On a admiré aussi les illuminations de la Tour Eiffel, plus élégantes que d’habitude, et la montgolfière, qui, pendant toute la période des JO, sera lumineuse dans le ciel la nuit, et le jour, au sol, visitable dans le jardin des Tuileries.
Cela dit, bien que louée par le monde entier, Céline Dion ne fait vraiment pas le poids, comparée à Édith Piaf. Et son "l’Hymne à l’amour", s’est évaporé loin de nos émotions.
Cette soirée fut, malgré tout, un instant, une version lumineuse du genre humain, une sorte de trêve olympique sinon politique, "humanitaire", même si parfaitement illusoire, consolatrice, analogue au rôle des comédies musicales pendant les grandes crises économiques.

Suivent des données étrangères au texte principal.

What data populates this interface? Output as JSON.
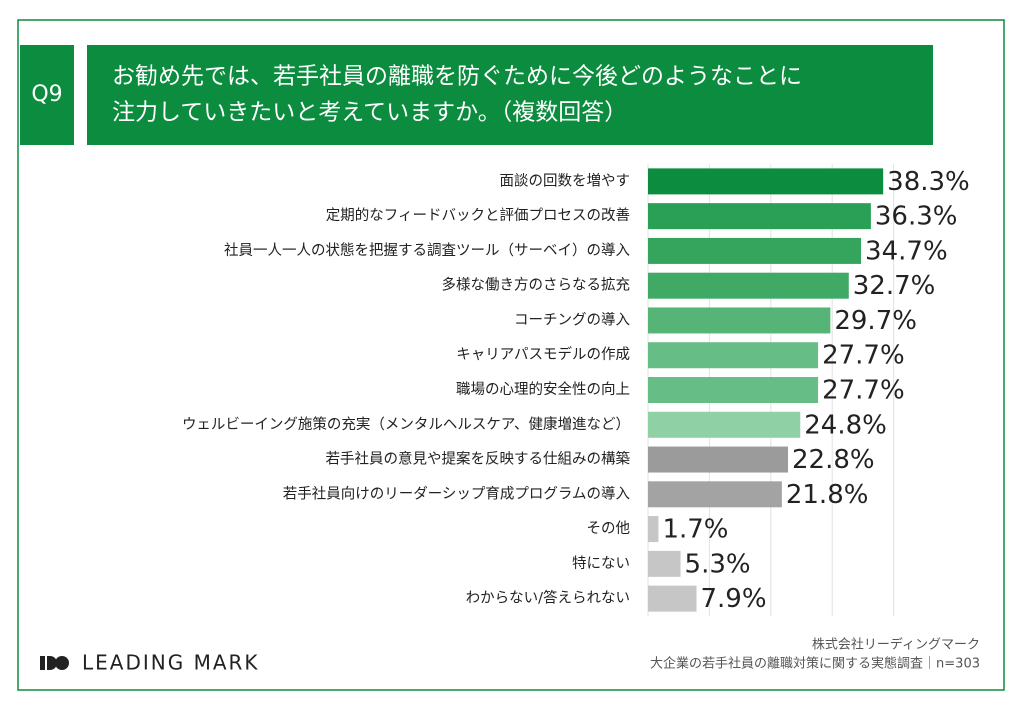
{
  "chart_data": {
    "type": "hbar",
    "question_label": "Q9",
    "title": [
      "お勧め先では、若手社員の離職を防ぐために今後どのようなことに",
      "注力していきたいと考えていますか。（複数回答）"
    ],
    "categories": [
      "面談の回数を増やす",
      "定期的なフィードバックと評価プロセスの改善",
      "社員一人一人の状態を把握する調査ツール（サーベイ）の導入",
      "多様な働き方のさらなる拡充",
      "コーチングの導入",
      "キャリアパスモデルの作成",
      "職場の心理的安全性の向上",
      "ウェルビーイング施策の充実（メンタルヘルスケア、健康増進など）",
      "若手社員の意見や提案を反映する仕組みの構築",
      "若手社員向けのリーダーシップ育成プログラムの導入",
      "その他",
      "特にない",
      "わからない/答えられない"
    ],
    "values": [
      38.3,
      36.3,
      34.7,
      32.7,
      29.7,
      27.7,
      27.7,
      24.8,
      22.8,
      21.8,
      1.7,
      5.3,
      7.9
    ],
    "value_labels": [
      "38.3%",
      "36.3%",
      "34.7%",
      "32.7%",
      "29.7%",
      "27.7%",
      "27.7%",
      "24.8%",
      "22.8%",
      "21.8%",
      "1.7%",
      "5.3%",
      "7.9%"
    ],
    "colors": [
      "#0b8c3e",
      "#2a9f56",
      "#35a55e",
      "#3fa965",
      "#55b476",
      "#66bd85",
      "#66bd85",
      "#8fd0a4",
      "#9b9b9b",
      "#a3a3a3",
      "#c6c6c6",
      "#c6c6c6",
      "#c6c6c6"
    ],
    "xlim": [
      0,
      40
    ],
    "xticks": [
      0,
      10,
      20,
      30,
      40
    ],
    "grid": true,
    "brand": "LEADING MARK",
    "source": [
      "株式会社リーディングマーク",
      "大企業の若手社員の離職対策に関する実態調査｜n=303"
    ]
  }
}
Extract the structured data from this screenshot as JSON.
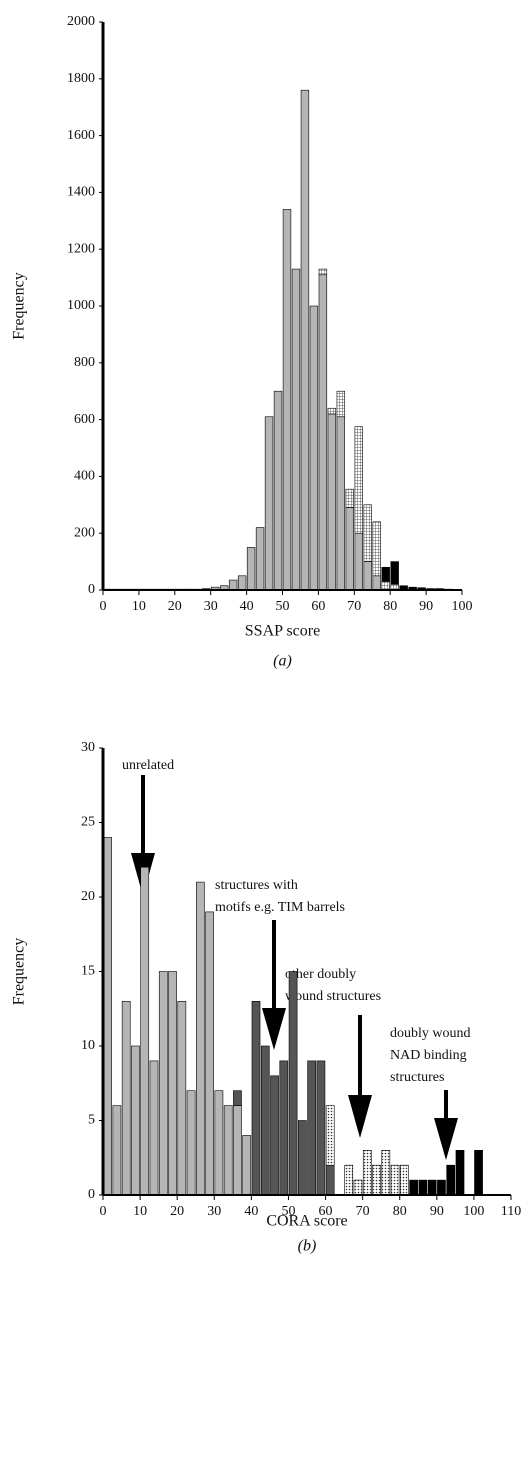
{
  "chart_data": [
    {
      "type": "histogram",
      "caption": "(a)",
      "x_label": "SSAP score",
      "y_label": "Frequency",
      "stacked": true,
      "bins": [
        0,
        2.5,
        5,
        7.5,
        10,
        12.5,
        15,
        17.5,
        20,
        22.5,
        25,
        27.5,
        30,
        32.5,
        35,
        37.5,
        40,
        42.5,
        45,
        47.5,
        50,
        52.5,
        55,
        57.5,
        60,
        62.5,
        65,
        67.5,
        70,
        72.5,
        75,
        77.5,
        80,
        82.5,
        85,
        87.5,
        90,
        92.5,
        95,
        97.5,
        100
      ],
      "series": [
        {
          "color": "#b5b5b5",
          "values": [
            3,
            3,
            3,
            3,
            3,
            3,
            3,
            3,
            3,
            3,
            3,
            5,
            10,
            15,
            35,
            50,
            150,
            220,
            610,
            700,
            1340,
            1130,
            1760,
            1000,
            1110,
            620,
            610,
            290,
            200,
            100,
            50,
            0,
            0,
            0,
            0,
            0,
            0,
            0,
            0,
            0
          ]
        },
        {
          "color": "#ffffff",
          "pattern": "grid",
          "values": [
            0,
            0,
            0,
            0,
            0,
            0,
            0,
            0,
            0,
            0,
            0,
            0,
            0,
            0,
            0,
            0,
            0,
            0,
            0,
            0,
            0,
            0,
            0,
            0,
            20,
            20,
            90,
            65,
            375,
            200,
            190,
            30,
            20,
            0,
            0,
            0,
            0,
            0,
            0,
            0
          ]
        },
        {
          "color": "#000000",
          "values": [
            0,
            0,
            0,
            0,
            0,
            0,
            0,
            0,
            0,
            0,
            0,
            0,
            0,
            0,
            0,
            0,
            0,
            0,
            0,
            0,
            0,
            0,
            0,
            0,
            0,
            0,
            0,
            0,
            0,
            0,
            0,
            50,
            80,
            15,
            10,
            8,
            5,
            5,
            3,
            2
          ]
        }
      ],
      "xlim": [
        0,
        100
      ],
      "xticks": [
        0,
        10,
        20,
        30,
        40,
        50,
        60,
        70,
        80,
        90,
        100
      ],
      "ylim": [
        0,
        2000
      ],
      "yticks": [
        0,
        200,
        400,
        600,
        800,
        1000,
        1200,
        1400,
        1600,
        1800,
        2000
      ]
    },
    {
      "type": "histogram",
      "caption": "(b)",
      "x_label": "CORA score",
      "y_label": "Frequency",
      "stacked": true,
      "bins": [
        0,
        2.5,
        5,
        7.5,
        10,
        12.5,
        15,
        17.5,
        20,
        22.5,
        25,
        27.5,
        30,
        32.5,
        35,
        37.5,
        40,
        42.5,
        45,
        47.5,
        50,
        52.5,
        55,
        57.5,
        60,
        62.5,
        65,
        67.5,
        70,
        72.5,
        75,
        77.5,
        80,
        82.5,
        85,
        87.5,
        90,
        92.5,
        95,
        97.5,
        100,
        102.5,
        105,
        107.5,
        110
      ],
      "series": [
        {
          "color": "#b5b5b5",
          "values": [
            24,
            6,
            13,
            10,
            22,
            9,
            15,
            15,
            13,
            7,
            21,
            19,
            7,
            6,
            6,
            4,
            0,
            0,
            0,
            0,
            0,
            0,
            0,
            0,
            0,
            0,
            0,
            0,
            0,
            0,
            0,
            0,
            0,
            0,
            0,
            0,
            0,
            0,
            0,
            0,
            0,
            0,
            0,
            0
          ]
        },
        {
          "color": "#555555",
          "values": [
            0,
            0,
            0,
            0,
            0,
            0,
            0,
            0,
            0,
            0,
            0,
            0,
            0,
            0,
            1,
            0,
            13,
            10,
            8,
            9,
            15,
            5,
            9,
            9,
            2,
            0,
            0,
            0,
            0,
            0,
            0,
            0,
            0,
            0,
            0,
            0,
            0,
            0,
            0,
            0,
            0,
            0,
            0,
            0
          ]
        },
        {
          "color": "#ffffff",
          "pattern": "dots",
          "values": [
            0,
            0,
            0,
            0,
            0,
            0,
            0,
            0,
            0,
            0,
            0,
            0,
            0,
            0,
            0,
            0,
            0,
            0,
            0,
            0,
            0,
            0,
            0,
            0,
            4,
            0,
            2,
            1,
            3,
            2,
            3,
            2,
            2,
            0,
            0,
            0,
            0,
            0,
            0,
            0,
            0,
            0,
            0,
            0
          ]
        },
        {
          "color": "#000000",
          "values": [
            0,
            0,
            0,
            0,
            0,
            0,
            0,
            0,
            0,
            0,
            0,
            0,
            0,
            0,
            0,
            0,
            0,
            0,
            0,
            0,
            0,
            0,
            0,
            0,
            0,
            0,
            0,
            0,
            0,
            0,
            0,
            0,
            0,
            1,
            1,
            1,
            1,
            2,
            3,
            0,
            3,
            0,
            0,
            0
          ]
        }
      ],
      "annotations": [
        [
          "unrelated"
        ],
        [
          "structures with",
          "motifs e.g. TIM barrels"
        ],
        [
          "other doubly",
          "wound structures"
        ],
        [
          "doubly wound",
          "NAD binding",
          "structures"
        ]
      ],
      "xlim": [
        0,
        110
      ],
      "xticks": [
        0,
        10,
        20,
        30,
        40,
        50,
        60,
        70,
        80,
        90,
        100,
        110
      ],
      "ylim": [
        0,
        30
      ],
      "yticks": [
        0,
        5,
        10,
        15,
        20,
        25,
        30
      ]
    }
  ]
}
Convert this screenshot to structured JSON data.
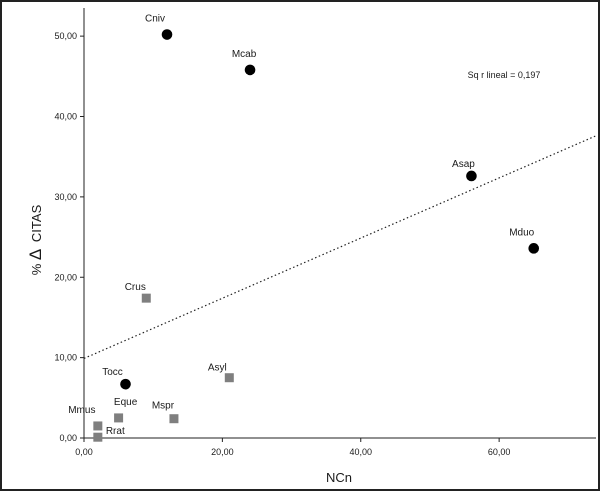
{
  "chart_data": {
    "type": "scatter",
    "xlabel": "NCn",
    "ylabel_prefix": "% ",
    "ylabel_symbol": "Δ",
    "ylabel_suffix": "CITAS",
    "xlim": [
      0,
      74
    ],
    "ylim": [
      0,
      53.5
    ],
    "xticks": [
      0,
      20,
      40,
      60
    ],
    "xtick_labels": [
      "0,00",
      "20,00",
      "40,00",
      "60,00"
    ],
    "yticks": [
      0,
      10,
      20,
      30,
      40,
      50
    ],
    "ytick_labels": [
      "0,00",
      "10,00",
      "20,00",
      "30,00",
      "40,00",
      "50,00"
    ],
    "grid": false,
    "series": [
      {
        "marker": "circle",
        "color": "#000000",
        "points": [
          {
            "label": "Cniv",
            "x": 12,
            "y": 50.2
          },
          {
            "label": "Mcab",
            "x": 24,
            "y": 45.8
          },
          {
            "label": "Asap",
            "x": 56,
            "y": 32.6
          },
          {
            "label": "Mduo",
            "x": 65,
            "y": 23.6
          },
          {
            "label": "Tocc",
            "x": 6,
            "y": 6.7
          }
        ]
      },
      {
        "marker": "square",
        "color": "#7f7f7f",
        "points": [
          {
            "label": "Crus",
            "x": 9,
            "y": 17.4
          },
          {
            "label": "Asyl",
            "x": 21,
            "y": 7.5
          },
          {
            "label": "Mmus",
            "x": 2,
            "y": 1.5
          },
          {
            "label": "Eque",
            "x": 5,
            "y": 2.5
          },
          {
            "label": "Mspr",
            "x": 13,
            "y": 2.4
          },
          {
            "label": "Rrat",
            "x": 2,
            "y": 0.1
          }
        ]
      }
    ],
    "fit_line": {
      "style": "dotted",
      "x0": 0,
      "y0": 9.9,
      "x1": 74,
      "y1": 37.6
    },
    "annotation": "Sq r lineal = 0,197"
  }
}
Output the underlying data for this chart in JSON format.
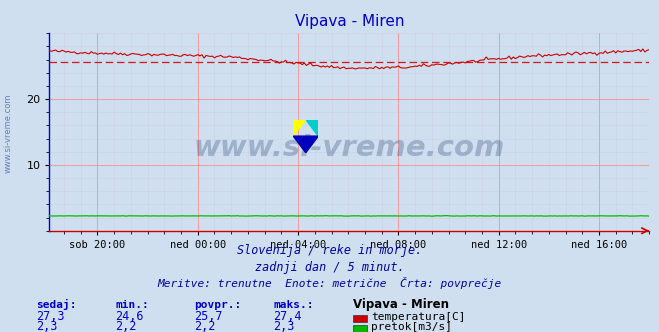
{
  "title": "Vipava - Miren",
  "title_color": "#0000cc",
  "bg_color": "#d0dff0",
  "plot_bg_color": "#d0dff0",
  "spine_color_left": "#0000dd",
  "spine_color_bottom": "#cc0000",
  "grid_color_major": "#ff8888",
  "grid_color_minor": "#c8c8d8",
  "temp_color": "#cc0000",
  "flow_color": "#00bb00",
  "avg_line_color": "#cc0000",
  "x_tick_labels": [
    "sob 20:00",
    "ned 00:00",
    "ned 04:00",
    "ned 08:00",
    "ned 12:00",
    "ned 16:00"
  ],
  "x_tick_fractions": [
    0.083,
    0.25,
    0.417,
    0.583,
    0.75,
    0.917
  ],
  "ylim": [
    0,
    30
  ],
  "yticks": [
    10,
    20
  ],
  "temp_avg": 25.7,
  "temp_min": 24.6,
  "temp_max": 27.4,
  "flow_min": 2.2,
  "flow_max": 2.3,
  "subtitle1": "Slovenija / reke in morje.",
  "subtitle2": "zadnji dan / 5 minut.",
  "subtitle3": "Meritve: trenutne  Enote: metrične  Črta: povprečje",
  "subtitle_color": "#0000aa",
  "table_headers": [
    "sedaj:",
    "min.:",
    "povpr.:",
    "maks.:",
    "Vipava - Miren"
  ],
  "table_row1": [
    "27,3",
    "24,6",
    "25,7",
    "27,4",
    "temperatura[C]"
  ],
  "table_row2": [
    "2,3",
    "2,2",
    "2,2",
    "2,3",
    "pretok[m3/s]"
  ],
  "table_header_color": "#0000cc",
  "table_data_color": "#0000cc",
  "legend_label_color": "#000000",
  "watermark_text": "www.si-vreme.com",
  "watermark_color": "#1a3a6a",
  "side_watermark_color": "#5577aa",
  "logo_colors": [
    "#ffff00",
    "#00cccc",
    "#0000bb"
  ]
}
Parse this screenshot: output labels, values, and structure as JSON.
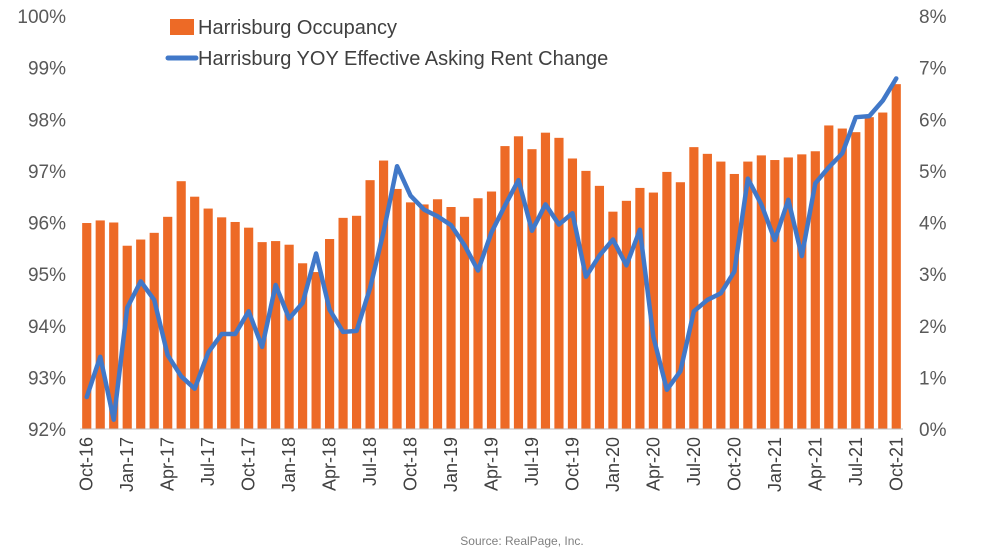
{
  "chart_data": {
    "type": "bar",
    "title": "",
    "source": "Source: RealPage, Inc.",
    "x": [
      "Oct-16",
      "Nov-16",
      "Dec-16",
      "Jan-17",
      "Feb-17",
      "Mar-17",
      "Apr-17",
      "May-17",
      "Jun-17",
      "Jul-17",
      "Aug-17",
      "Sep-17",
      "Oct-17",
      "Nov-17",
      "Dec-17",
      "Jan-18",
      "Feb-18",
      "Mar-18",
      "Apr-18",
      "May-18",
      "Jun-18",
      "Jul-18",
      "Aug-18",
      "Sep-18",
      "Oct-18",
      "Nov-18",
      "Dec-18",
      "Jan-19",
      "Feb-19",
      "Mar-19",
      "Apr-19",
      "May-19",
      "Jun-19",
      "Jul-19",
      "Aug-19",
      "Sep-19",
      "Oct-19",
      "Nov-19",
      "Dec-19",
      "Jan-20",
      "Feb-20",
      "Mar-20",
      "Apr-20",
      "May-20",
      "Jun-20",
      "Jul-20",
      "Aug-20",
      "Sep-20",
      "Oct-20",
      "Nov-20",
      "Dec-20",
      "Jan-21",
      "Feb-21",
      "Mar-21",
      "Apr-21",
      "May-21",
      "Jun-21",
      "Jul-21",
      "Aug-21",
      "Sep-21",
      "Oct-21"
    ],
    "tick_labels": [
      "Oct-16",
      "Jan-17",
      "Apr-17",
      "Jul-17",
      "Oct-17",
      "Jan-18",
      "Apr-18",
      "Jul-18",
      "Oct-18",
      "Jan-19",
      "Apr-19",
      "Jul-19",
      "Oct-19",
      "Jan-20",
      "Apr-20",
      "Jul-20",
      "Oct-20",
      "Jan-21",
      "Apr-21",
      "Jul-21",
      "Oct-21"
    ],
    "left_axis": {
      "min": 92,
      "max": 100,
      "step": 1,
      "format": "{v}%"
    },
    "right_axis": {
      "min": 0,
      "max": 8,
      "step": 1,
      "format": "{v}%"
    },
    "grid": false,
    "legend_position": "top-left",
    "series": [
      {
        "name": "Harrisburg Occupancy",
        "type": "bar",
        "axis": "left",
        "color": "#ED6A26",
        "values": [
          95.99,
          96.04,
          96.0,
          95.55,
          95.67,
          95.8,
          96.11,
          96.8,
          96.5,
          96.27,
          96.1,
          96.01,
          95.9,
          95.62,
          95.64,
          95.57,
          95.21,
          95.04,
          95.68,
          96.09,
          96.13,
          96.82,
          97.2,
          96.65,
          96.39,
          96.35,
          96.45,
          96.3,
          96.11,
          96.47,
          96.6,
          97.48,
          97.67,
          97.42,
          97.74,
          97.64,
          97.24,
          97.0,
          96.71,
          96.21,
          96.42,
          96.67,
          96.58,
          96.98,
          96.78,
          97.46,
          97.33,
          97.18,
          96.94,
          97.18,
          97.3,
          97.21,
          97.26,
          97.32,
          97.38,
          97.88,
          97.82,
          97.75,
          98.04,
          98.13,
          98.68
        ]
      },
      {
        "name": "Harrisburg YOY Effective Asking Rent Change",
        "type": "line",
        "axis": "right",
        "color": "#4178C8",
        "values": [
          0.62,
          1.4,
          0.18,
          2.35,
          2.86,
          2.5,
          1.43,
          1.02,
          0.78,
          1.48,
          1.84,
          1.84,
          2.28,
          1.59,
          2.79,
          2.14,
          2.44,
          3.4,
          2.31,
          1.88,
          1.9,
          2.73,
          3.82,
          5.09,
          4.52,
          4.25,
          4.12,
          3.95,
          3.56,
          3.07,
          3.81,
          4.33,
          4.82,
          3.84,
          4.35,
          3.96,
          4.18,
          2.95,
          3.36,
          3.67,
          3.17,
          3.86,
          1.78,
          0.76,
          1.12,
          2.28,
          2.5,
          2.63,
          3.05,
          4.85,
          4.35,
          3.66,
          4.44,
          3.35,
          4.76,
          5.07,
          5.34,
          6.04,
          6.06,
          6.36,
          6.79
        ]
      }
    ]
  }
}
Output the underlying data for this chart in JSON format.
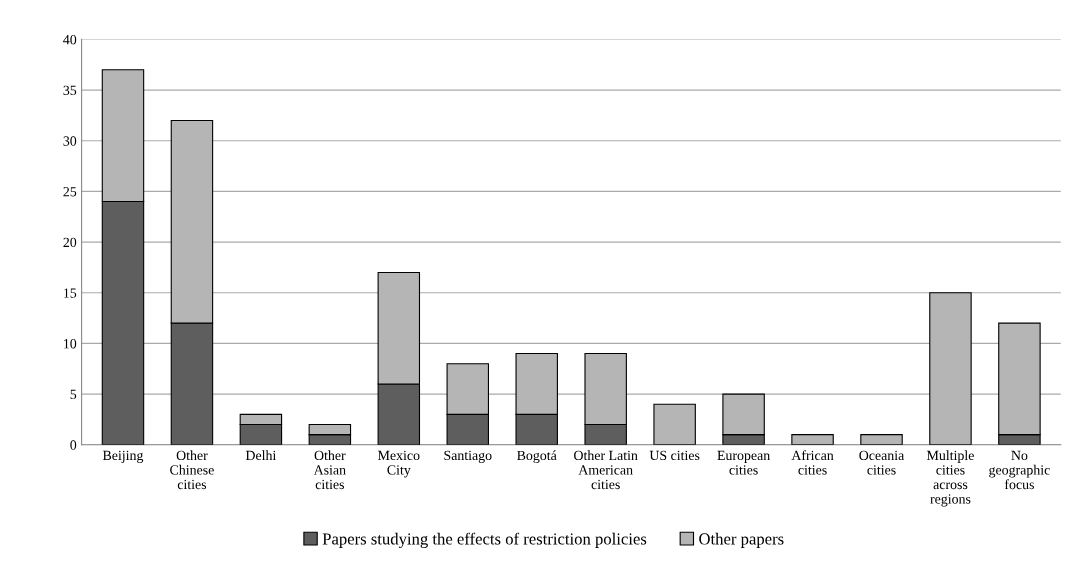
{
  "chart_data": {
    "type": "bar",
    "stacked": true,
    "categories": [
      "Beijing",
      "Other\nChinese\ncities",
      "Delhi",
      "Other\nAsian\ncities",
      "Mexico\nCity",
      "Santiago",
      "Bogotá",
      "Other Latin\nAmerican\ncities",
      "US cities",
      "European\ncities",
      "African\ncities",
      "Oceania\ncities",
      "Multiple\ncities\nacross\nregions",
      "No\ngeographic\nfocus"
    ],
    "series": [
      {
        "name": "Papers studying the effects of restriction policies",
        "color": "#5e5e5e",
        "values": [
          24,
          12,
          2,
          1,
          6,
          3,
          3,
          2,
          0,
          1,
          0,
          0,
          0,
          1
        ]
      },
      {
        "name": "Other papers",
        "color": "#b5b5b5",
        "values": [
          13,
          20,
          1,
          1,
          11,
          5,
          6,
          7,
          4,
          4,
          1,
          1,
          15,
          11
        ]
      }
    ],
    "ylim": [
      0,
      40
    ],
    "yticks": [
      0,
      5,
      10,
      15,
      20,
      25,
      30,
      35,
      40
    ],
    "grid": "y",
    "legend": "bottom"
  }
}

Espérons que ce ne sera pas la dernière avant l’effondrement climatique qui nous guette.
Le champion olympique d’équitation, admiré de tous sur son cheval mécanique, plus que comme une vague Jeanne d’Arc, pouvait parfaitement apparaître comme un des quatre cavaliers de l’Apocalypse.
par Anne Vignaux-Laurent
Jeune Cinéma en ligne directe
1. 1924, le Paris des Jeux olympiques de Marie-Laurence Rincé (2024).
Le film est disponible en replay sur TV5 jusqu’au 5 août 2024, et sur Public Sénat jusqu’au 22 juin 2027.
2. Jeux olympiques Paris 2024 ; Jeux paralympiques Paris 2024
3. En replay sur France2, jusqu’au 31 décembre 2024.